Dungeonquest ed. Fantasy Flight recensione

La leggenda narra di come un signore dei draghi di nome Kelladra custodisse oro, gioielli e artefatti magici di innata potenza, tesori che aveva razziato nel corso dell’ultima guerra dei draghi. Oggi, sulle rovine di quella che fu una sontuosa roccaforte vi sono le macerie di quattro torri le quali celano l’unica via di accesso al dungeon sottostante di Dragonfire, luogo mistico creato da Kelladra per proteggere le sue ricchezze, attirando sprezzanti avventurieri da ogni parte alla ricerca di fama e gloria. Pochi sono riusciti ad uscire vivi per poterne raccontare le gesta e si dice che al calar del Sole una potente magia sovrasti le mura precludendo la via d’uscita e lasciando alle anime rimaste intrappolate un orribile destino. Kelladra è conscio che quando non ci saranno avventurieri disposti a rischiare la vita nel suo labirinto, potrà dedicarsi alla riconquista del mondo, sicuro che non vi saranno valorosi Eroi a difenderlo.

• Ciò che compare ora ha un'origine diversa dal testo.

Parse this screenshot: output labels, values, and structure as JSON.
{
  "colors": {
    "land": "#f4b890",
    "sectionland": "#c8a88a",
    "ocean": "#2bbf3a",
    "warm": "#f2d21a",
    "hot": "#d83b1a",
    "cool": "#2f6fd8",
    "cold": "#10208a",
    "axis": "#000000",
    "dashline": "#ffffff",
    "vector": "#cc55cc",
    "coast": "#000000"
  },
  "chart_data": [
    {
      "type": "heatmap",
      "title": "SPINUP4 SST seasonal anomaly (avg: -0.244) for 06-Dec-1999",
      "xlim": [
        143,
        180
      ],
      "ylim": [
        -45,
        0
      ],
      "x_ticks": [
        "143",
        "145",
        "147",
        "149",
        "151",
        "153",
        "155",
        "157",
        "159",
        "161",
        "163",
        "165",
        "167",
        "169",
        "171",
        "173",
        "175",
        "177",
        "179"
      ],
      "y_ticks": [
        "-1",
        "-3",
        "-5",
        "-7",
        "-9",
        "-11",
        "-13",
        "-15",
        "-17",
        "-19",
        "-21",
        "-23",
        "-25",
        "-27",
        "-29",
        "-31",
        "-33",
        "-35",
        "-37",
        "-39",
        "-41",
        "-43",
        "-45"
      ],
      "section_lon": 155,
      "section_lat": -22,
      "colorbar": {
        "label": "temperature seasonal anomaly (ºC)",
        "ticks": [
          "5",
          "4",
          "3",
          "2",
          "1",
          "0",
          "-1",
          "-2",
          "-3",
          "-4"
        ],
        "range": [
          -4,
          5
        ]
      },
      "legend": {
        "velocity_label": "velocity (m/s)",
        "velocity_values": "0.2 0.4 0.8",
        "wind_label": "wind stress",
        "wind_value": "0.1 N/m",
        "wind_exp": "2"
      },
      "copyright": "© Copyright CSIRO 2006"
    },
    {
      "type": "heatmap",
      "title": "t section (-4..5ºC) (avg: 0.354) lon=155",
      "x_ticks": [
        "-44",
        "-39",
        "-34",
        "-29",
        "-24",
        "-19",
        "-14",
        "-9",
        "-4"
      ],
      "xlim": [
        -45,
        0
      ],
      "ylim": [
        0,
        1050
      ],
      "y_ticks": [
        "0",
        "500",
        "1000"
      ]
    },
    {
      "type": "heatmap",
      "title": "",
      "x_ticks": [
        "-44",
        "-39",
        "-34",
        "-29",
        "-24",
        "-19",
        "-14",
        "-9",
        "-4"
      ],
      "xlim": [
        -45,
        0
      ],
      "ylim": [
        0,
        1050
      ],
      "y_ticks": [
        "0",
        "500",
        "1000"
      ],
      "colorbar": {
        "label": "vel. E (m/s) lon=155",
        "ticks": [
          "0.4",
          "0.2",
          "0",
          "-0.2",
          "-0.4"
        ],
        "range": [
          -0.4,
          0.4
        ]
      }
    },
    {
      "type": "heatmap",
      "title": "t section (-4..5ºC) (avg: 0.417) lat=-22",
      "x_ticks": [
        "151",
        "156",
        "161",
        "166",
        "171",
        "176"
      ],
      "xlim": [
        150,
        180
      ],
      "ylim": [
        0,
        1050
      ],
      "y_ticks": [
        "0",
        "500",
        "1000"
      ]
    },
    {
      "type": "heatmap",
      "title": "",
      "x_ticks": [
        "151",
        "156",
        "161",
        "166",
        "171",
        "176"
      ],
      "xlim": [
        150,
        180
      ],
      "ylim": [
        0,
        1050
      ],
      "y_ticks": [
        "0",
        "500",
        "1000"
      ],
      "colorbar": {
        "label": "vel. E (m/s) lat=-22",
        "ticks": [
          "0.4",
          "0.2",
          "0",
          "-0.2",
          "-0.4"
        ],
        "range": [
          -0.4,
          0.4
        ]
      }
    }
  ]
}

Bell’intro che ho scritto eh? E’ tornato, è tornato evviva! Uno dei miei primi giochi seri della bella gioventù (con cui ho cominciato a imparare l’inglese) è tornato in auge con una edizione molto ricca e curata, con novità ma bastardissima uguale. I più curiosi potranno sempre leggere la mia recensione pubblicata come di consueto sulla Tana dei Goblins. Il gioco è già finito nelle grinfie dei Coboldi sassolesi con ampio successo, essendo principalmente orientato ad un pubblico immediato a cui piace il fantasy con occhio verso senso di avventura e pericolo e regolamento semplice.